Paylaş
Çırpanoğlu, Türkiye’nin ilk kadın milletvekillerinden Satı Kadın’ın ve Kahramankazan Belediyesi kurucusu olan toplamda 4 dönem belediye başkanlığı yapmış Remzi Çırpan’ın torunu. Avukat olan Selim Çırpanoğlu ile Kahramankazan’ı, belediyeyi ve Satı Kadın’ı konuştuk. 5 Aralık 1934 tarihinde Kadınlara Seçme ve Seçilme Hakkı veren yasanın kabulünün yıl dönümüne denk gelmesi nedeniyle ayrı ve önemli bir röportaj oldu. Çırpanoğlu, “Satı Kadın’ın Ankara ve Kahramankazan için olduğu kadar benim için de ayrı bir durumu var. Hâlâ Satı Kadın’ın gölgesinde siyaset yapıyoruz. Satı Kadın’ın oğlu dedem Remzi Çırpan 4 dönem belediye başkanlığı yaptı. Babam da siyasetçiydi. Şimdi bana da sirayet etti. 4 kuşaktır siyaset yapmamızın müsebbibi Satı Kadın. Satı Kadın’ın milletvekili olmasının müsebbibi Atatürk’tür” dedi. Ben sordum, Başkan Çırpanoğlu yanıtladı...
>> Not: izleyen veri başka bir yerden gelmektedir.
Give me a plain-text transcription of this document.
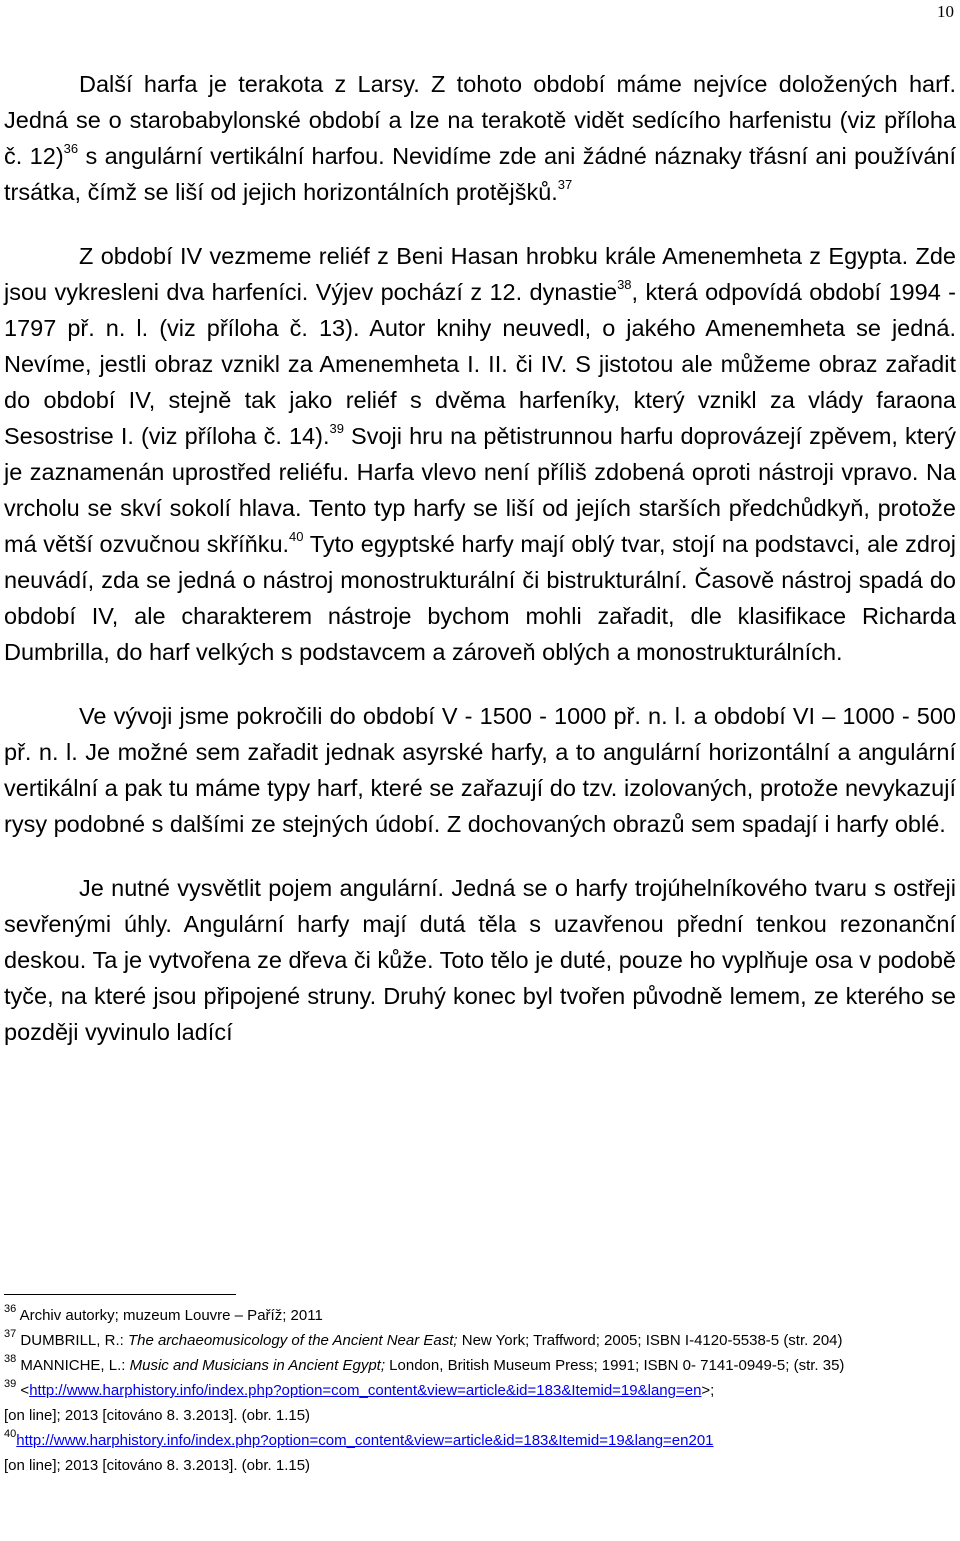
10

Další harfa je terakota z Larsy. Z tohoto období máme nejvíce doložených harf. Jedná se o starobabylonské období a lze na terakotě vidět sedícího harfenistu (viz příloha č. 12)$^{36}$ s angulární vertikální harfou. Nevidíme zde ani žádné náznaky třásní ani používání trsátka, čímž se liší od jejich horizontálních protějšků.$^{37}$

Z období IV vezmeme reliéf z Beni Hasan hrobku krále Amenemheta z Egypta. Zde jsou vykresleni dva harfeníci. Výjev pochází z 12. dynastie$^{38}$, která odpovídá období 1994 - 1797 př. n. l. (viz příloha č. 13). Autor knihy neuvedl, o jakého Amenemheta se jedná. Nevíme, jestli obraz vznikl za Amenemheta I. II. či IV. S jistotou ale můžeme obraz zařadit do období IV, stejně tak jako reliéf s dvěma harfeníky, který vznikl za vlády faraona Sesostrise I. (viz příloha č. 14).$^{39}$ Svoji hru na pětistrunnou harfu doprovázejí zpěvem, který je zaznamenán uprostřed reliéfu. Harfa vlevo není příliš zdobená oproti nástroji vpravo. Na vrcholu se skví sokolí hlava. Tento typ harfy se liší od jejích starších předchůdkyň, protože má větší ozvučnou skříňku.$^{40}$ Tyto egyptské harfy mají oblý tvar, stojí na podstavci, ale zdroj neuvádí, zda se jedná o nástroj monostrukturální či bistrukturální. Časově nástroj spadá do období IV, ale charakterem nástroje bychom mohli zařadit, dle klasifikace Richarda Dumbrilla, do harf velkých s podstavcem a zároveň oblých a monostrukturálních.

Ve vývoji jsme pokročili do období V - 1500 - 1000 př. n. l. a období VI – 1000 - 500 př. n. l. Je možné sem zařadit jednak asyrské harfy, a to angulární horizontální a angulární vertikální a pak tu máme typy harf, které se zařazují do tzv. izolovaných, protože nevykazují rysy podobné s dalšími ze stejných údobí. Z dochovaných obrazů sem spadají i harfy oblé.

Je nutné vysvětlit pojem angulární. Jedná se o harfy trojúhelníkového tvaru s ostřeji sevřenými úhly. Angulární harfy mají dutá těla s uzavřenou přední tenkou rezonanční deskou. Ta je vytvořena ze dřeva či kůže. Toto tělo je duté, pouze ho vyplňuje osa v podobě tyče, na které jsou připojené struny. Druhý konec byl tvořen původně lemem, ze kterého se později vyvinulo ladící

$^{36}$ Archiv autorky; muzeum Louvre – Paříž; 2011

$^{37}$ DUMBRILL, R.: The archaeomusicology of the Ancient Near East; New York; Traffword; 2005; ISBN I-4120-5538-5 (str. 204)

$^{38}$ MANNICHE, L.: Music and Musicians in Ancient Egypt; London, British Museum Press; 1991; ISBN 0- 7141-0949-5; (str. 35)

$^{39}$ <http://www.harphistory.info/index.php?option=com_content&view=article&id=183&Itemid=19&lang=en>;
[on line]; 2013 [citováno 8. 3.2013]. (obr. 1.15)

$^{40}$http://www.harphistory.info/index.php?option=com_content&view=article&id=183&Itemid=19&lang=en201
[on line]; 2013 [citováno 8. 3.2013]. (obr. 1.15)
Selim Çırpanoğlu-Serkan Kızılbayır
* Başkanım öncelikle sizi tanıyabilir miyiz?
2024 yılında yapılan yerel seçimlerde Kahramankazan Belediye Başkanı olarak seçildim. Daha öncesinde 2019 yerel seçimlerinde Ankara Büyükşehir Belediye Meclisi Üyesi olarak görev yaptım. O dönem son 1.5 yıl kadar da Ankara Büyükşehir Belediyesi Başkanvekili olarak görev yaptım. Mansur Yavaş ile birlikte görev yaptım. Bu dönemde de 2024 yılında vatandaşlarımız bize büyük bir feraset göstermek suretiyle seçimi kazanmamıza sebep oldu. Bu noktada biz de Kahramankazan’a göreve geldiğimiz 8 aylık süre boyunca güzel bir hava kazandırdık. Medeni bir tutum sergiliyoruz. Kahramankazan artık yeniden küllerinden doğacak noktaya geldi. Kısaca bu kadar anlatayım.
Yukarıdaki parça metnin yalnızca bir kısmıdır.